Over the years I've met with businesses who have these kinds of set ups.
The way it usually works is that the analysis is secondary and based on a
suspicion of some kind. For example: if an employee is suspected of insider
trading, or stealing proprietary data, then the administrators may take the
extreme measure of inspecting all of their traffic. This is why many
corporate environments have those "No expectation of privacy" disclaimers.

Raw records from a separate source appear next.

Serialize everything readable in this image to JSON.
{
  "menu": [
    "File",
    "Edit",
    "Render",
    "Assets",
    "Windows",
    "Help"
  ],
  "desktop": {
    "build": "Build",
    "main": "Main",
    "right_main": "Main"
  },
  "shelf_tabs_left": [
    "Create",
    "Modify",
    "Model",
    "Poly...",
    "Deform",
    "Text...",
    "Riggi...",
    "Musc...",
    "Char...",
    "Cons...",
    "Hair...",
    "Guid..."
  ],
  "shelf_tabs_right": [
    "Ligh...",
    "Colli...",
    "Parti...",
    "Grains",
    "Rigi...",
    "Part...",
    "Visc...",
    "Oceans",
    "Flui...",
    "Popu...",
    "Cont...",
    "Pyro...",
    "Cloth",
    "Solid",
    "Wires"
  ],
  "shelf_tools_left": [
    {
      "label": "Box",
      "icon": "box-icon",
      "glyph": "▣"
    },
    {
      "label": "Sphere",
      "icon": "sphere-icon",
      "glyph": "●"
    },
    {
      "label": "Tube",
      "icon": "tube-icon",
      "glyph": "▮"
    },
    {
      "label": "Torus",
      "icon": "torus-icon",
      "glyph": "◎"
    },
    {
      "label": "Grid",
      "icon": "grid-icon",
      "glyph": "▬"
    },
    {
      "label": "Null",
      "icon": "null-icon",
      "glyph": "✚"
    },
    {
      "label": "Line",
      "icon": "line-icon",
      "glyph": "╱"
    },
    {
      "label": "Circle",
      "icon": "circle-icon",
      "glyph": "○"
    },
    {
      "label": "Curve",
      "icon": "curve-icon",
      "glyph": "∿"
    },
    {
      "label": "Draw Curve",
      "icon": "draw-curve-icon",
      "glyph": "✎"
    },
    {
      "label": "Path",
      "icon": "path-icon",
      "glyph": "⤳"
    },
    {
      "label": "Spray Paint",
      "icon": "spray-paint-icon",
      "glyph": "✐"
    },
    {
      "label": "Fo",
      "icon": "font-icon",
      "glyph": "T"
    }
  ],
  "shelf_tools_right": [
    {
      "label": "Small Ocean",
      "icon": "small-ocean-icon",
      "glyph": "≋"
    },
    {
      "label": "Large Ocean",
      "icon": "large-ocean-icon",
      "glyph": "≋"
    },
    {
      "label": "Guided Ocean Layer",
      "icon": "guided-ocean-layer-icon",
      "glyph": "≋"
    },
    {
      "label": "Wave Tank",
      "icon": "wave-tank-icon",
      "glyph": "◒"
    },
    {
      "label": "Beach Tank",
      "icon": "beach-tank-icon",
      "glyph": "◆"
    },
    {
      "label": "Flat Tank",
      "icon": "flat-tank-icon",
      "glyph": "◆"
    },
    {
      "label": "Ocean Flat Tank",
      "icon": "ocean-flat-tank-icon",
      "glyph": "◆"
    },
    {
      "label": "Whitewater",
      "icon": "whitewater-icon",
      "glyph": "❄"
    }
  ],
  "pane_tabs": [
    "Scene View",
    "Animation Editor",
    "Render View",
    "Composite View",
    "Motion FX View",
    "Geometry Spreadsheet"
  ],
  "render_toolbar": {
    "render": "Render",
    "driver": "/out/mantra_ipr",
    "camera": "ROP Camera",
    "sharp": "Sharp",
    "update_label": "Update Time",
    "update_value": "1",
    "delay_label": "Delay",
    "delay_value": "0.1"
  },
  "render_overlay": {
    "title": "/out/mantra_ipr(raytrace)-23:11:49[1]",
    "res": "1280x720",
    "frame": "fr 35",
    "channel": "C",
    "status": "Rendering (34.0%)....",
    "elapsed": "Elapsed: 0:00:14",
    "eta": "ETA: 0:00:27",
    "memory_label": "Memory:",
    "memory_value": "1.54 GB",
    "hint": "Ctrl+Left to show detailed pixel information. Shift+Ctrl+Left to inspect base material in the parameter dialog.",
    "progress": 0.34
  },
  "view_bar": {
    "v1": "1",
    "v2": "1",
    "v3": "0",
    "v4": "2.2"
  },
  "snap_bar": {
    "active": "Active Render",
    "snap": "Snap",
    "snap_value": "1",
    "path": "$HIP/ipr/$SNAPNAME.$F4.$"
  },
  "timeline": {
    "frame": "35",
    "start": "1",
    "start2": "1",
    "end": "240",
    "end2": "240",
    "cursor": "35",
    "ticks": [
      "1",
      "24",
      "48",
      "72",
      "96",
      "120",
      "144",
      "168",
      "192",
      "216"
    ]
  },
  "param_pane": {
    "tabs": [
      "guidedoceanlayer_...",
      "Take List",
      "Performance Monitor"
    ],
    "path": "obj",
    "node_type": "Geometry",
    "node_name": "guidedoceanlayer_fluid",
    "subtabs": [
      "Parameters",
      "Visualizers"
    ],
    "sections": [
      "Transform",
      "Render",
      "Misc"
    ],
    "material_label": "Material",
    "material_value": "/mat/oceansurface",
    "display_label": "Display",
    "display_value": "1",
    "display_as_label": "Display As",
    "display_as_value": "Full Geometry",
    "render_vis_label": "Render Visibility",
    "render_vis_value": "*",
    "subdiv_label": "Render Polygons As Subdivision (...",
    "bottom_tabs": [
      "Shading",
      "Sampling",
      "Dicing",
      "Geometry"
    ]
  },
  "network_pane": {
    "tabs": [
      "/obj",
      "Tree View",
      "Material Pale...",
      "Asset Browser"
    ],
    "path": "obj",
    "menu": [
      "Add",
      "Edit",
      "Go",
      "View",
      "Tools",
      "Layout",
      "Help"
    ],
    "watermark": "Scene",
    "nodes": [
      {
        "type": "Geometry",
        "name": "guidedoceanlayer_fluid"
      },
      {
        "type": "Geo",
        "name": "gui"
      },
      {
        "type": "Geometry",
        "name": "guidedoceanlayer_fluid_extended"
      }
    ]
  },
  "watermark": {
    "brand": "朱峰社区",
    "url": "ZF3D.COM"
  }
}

Another example is where traffic to a set of suspicious destinations is
subject to a higher level of scrutiny. For example, maybe traffic bound for
well known file sharing services.

I've never seen an environment with pervasive always-on monitoring;
creating a trove of plaintext would be a net security negative, and
organizations rarely have the resources it would take to keep or analyze
all of it anyway.

Yes, but you'll rot13 or rot 128 the file first. Why wouldn't you?
>>
>
> Many don't.  And being able to see rot(x) in the cryptostream has value.
>
>
> As the IRA pointed out to the Prime Minister, she needed to get lucky
> every time.
>

Where I come from, if you're quoting the IRA to support an argument, nobody
takes you seriously.


> The tools that network engineers and security personnel need analyze
> network traffic.  Logs are insufficient.
>
>

They are, though it's a big change. I think we can do better than logs; a
mechanism that's in TLS itself could be opt-in and user-aware, and so less
likely to be abused in other situations. There's also some basic security
model advantages to encrypting the PMS under a public-private key pair, and
one that isn't using the private key that the servers themselves hold.